Ferry across the Mekong

During the dry season, I would take a mountain bike. You can cross the ferry at NagaWorld [casino] and then turn south and you go on past these mango fields, banana fields, lemongrass fields and you go all the way down 25 kilometres. And you pop back on the next ferry down and you come back on the Vietnamese highway and you get this nice 50-km loop. As soon as you cross the ferry, I think you’re appreciating what the lack of a bridge does to hinder development. It’s something that really hits you. You cross the ferry and immediately it’s village life. Five years ago, when I first started doing this, there weren’t even power lines beyond the immediate vicinity of the ferry port.

The ECCC (Khmer Rouge tribunal)

The Extraordinary Chambers in the Courts of Cambodia (ECCC) is a fascinating institution for all the wrong reasons. To put it bluntly – it’s this thing of what not to do in international criminal law. I worked [for seven months] with civil party lawyers and civil parties [victims who participate in proceedings] and I continue to have engagement with them. These [people] are usually the last to be considered; they’re the afterthought, they’re add-ons in this institution that needs them because the ECCC touts victim participation as such an innovative thing in international criminal law, yet they treat them incredibly poorly. That it’s 16 kilometres away from Phnom Penh and takes an hour to get to, and they bus in pre-approved visitors, and [it’s] built inside the premises of a Royal Cambodian Armed Forces compound has a fascinating symbolism of what it is and what it isn’t. I can’t say it’s a favourite place, but it’s one of my most significant.

Phnom Penh’s alleyways

I love to go around them for a walk or on my moto very randomly. It’s one of those areas expats tend not to go into or explore. Especially around O’Russey Market, where you’ve just got these little gaps between buildings and this incredible amount of life going on in these little alleyways, some of them barely the width to fit a moto. My point here is to see a Phnom Penh that we don’t normally get to see, especially as a Western expat, and I refer to myself as a Westerner in this narrative in which we see a Phnom Penh that is very different from when we walk around BKK [or] Tuol Tompoung. To duck into these alleyways, you almost feel intrusive; people have no aircons, so they don’t shut their doors, and you walk through these alleyways and you see right into their houses. I remember growing up in Taiwan in the late ’70s, early ’80s and it reminds me a little of that.

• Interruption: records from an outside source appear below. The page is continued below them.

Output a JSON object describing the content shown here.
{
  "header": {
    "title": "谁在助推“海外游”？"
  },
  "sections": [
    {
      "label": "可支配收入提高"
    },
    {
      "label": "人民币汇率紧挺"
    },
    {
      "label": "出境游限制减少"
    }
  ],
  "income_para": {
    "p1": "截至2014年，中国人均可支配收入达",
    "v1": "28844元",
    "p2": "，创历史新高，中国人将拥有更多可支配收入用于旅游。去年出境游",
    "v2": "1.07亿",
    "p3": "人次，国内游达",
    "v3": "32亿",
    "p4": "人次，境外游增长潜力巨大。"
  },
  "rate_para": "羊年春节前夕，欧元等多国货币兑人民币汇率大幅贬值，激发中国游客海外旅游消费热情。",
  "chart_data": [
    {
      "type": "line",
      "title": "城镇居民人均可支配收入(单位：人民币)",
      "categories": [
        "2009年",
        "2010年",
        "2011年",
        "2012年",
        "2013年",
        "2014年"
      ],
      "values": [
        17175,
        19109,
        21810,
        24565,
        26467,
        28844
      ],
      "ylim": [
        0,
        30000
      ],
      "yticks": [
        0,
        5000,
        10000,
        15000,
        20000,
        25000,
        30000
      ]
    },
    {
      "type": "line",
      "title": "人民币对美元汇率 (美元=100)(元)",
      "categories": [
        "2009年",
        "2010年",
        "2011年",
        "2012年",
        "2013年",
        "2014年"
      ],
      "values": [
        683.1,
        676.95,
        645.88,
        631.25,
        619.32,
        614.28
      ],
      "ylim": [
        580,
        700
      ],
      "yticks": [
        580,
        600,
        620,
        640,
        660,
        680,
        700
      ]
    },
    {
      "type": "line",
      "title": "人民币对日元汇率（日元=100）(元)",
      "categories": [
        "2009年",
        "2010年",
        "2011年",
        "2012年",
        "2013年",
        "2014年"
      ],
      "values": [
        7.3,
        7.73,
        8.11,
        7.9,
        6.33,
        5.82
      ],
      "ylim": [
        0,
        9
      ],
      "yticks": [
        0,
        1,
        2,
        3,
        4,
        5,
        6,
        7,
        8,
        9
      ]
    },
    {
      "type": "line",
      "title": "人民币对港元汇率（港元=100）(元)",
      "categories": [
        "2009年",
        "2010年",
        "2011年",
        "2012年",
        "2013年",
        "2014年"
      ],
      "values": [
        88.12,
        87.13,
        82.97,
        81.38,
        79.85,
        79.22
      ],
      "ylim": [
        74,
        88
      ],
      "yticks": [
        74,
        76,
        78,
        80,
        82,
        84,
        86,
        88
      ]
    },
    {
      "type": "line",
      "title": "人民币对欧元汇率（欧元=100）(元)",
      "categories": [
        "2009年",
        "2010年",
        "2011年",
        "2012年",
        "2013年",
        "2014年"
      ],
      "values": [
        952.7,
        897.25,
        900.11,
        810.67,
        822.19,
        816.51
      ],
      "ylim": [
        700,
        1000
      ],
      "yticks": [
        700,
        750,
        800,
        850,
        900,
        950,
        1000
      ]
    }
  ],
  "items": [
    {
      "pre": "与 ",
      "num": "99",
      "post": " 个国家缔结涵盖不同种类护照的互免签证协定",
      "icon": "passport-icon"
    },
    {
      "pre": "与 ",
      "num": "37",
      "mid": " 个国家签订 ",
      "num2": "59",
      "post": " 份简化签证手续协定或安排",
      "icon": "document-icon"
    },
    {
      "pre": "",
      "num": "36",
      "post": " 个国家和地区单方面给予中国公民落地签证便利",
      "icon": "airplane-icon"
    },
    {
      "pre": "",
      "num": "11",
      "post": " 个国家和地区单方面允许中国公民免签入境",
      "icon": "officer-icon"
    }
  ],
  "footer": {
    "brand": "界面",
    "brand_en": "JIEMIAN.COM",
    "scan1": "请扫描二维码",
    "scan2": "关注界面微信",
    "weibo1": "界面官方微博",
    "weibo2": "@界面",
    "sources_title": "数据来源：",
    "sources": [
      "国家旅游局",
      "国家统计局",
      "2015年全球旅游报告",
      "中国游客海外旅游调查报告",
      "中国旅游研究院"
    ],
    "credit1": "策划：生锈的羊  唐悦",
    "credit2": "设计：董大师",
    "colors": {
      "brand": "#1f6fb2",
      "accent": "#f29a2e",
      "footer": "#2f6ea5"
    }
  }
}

Xiao-Xiao and other street-side seafood eateries

One of those places I would always go to is a Chinese restaurant called Xiao-Xiao on the corner of Street 208 and Monivong. I think it’s quite fashionable to get into veganism at the moment and not killing animals. I’m not that way inclined, but [here] they tend to kill the food when you order, so it’s always pretty fresh. Touch wood: in five years that I’ve been eating in these restaurants, I’ve never [been sick]. They don’t do much with [the seafood] – they either eat it fresh or chuck it on the barbie or steam it. We are going back to that, in a way, in the West… where people are going back to processing food less. This shows what you can do when you don’t faff around with your food too much, when you get a really fresh food product and just do something really simple.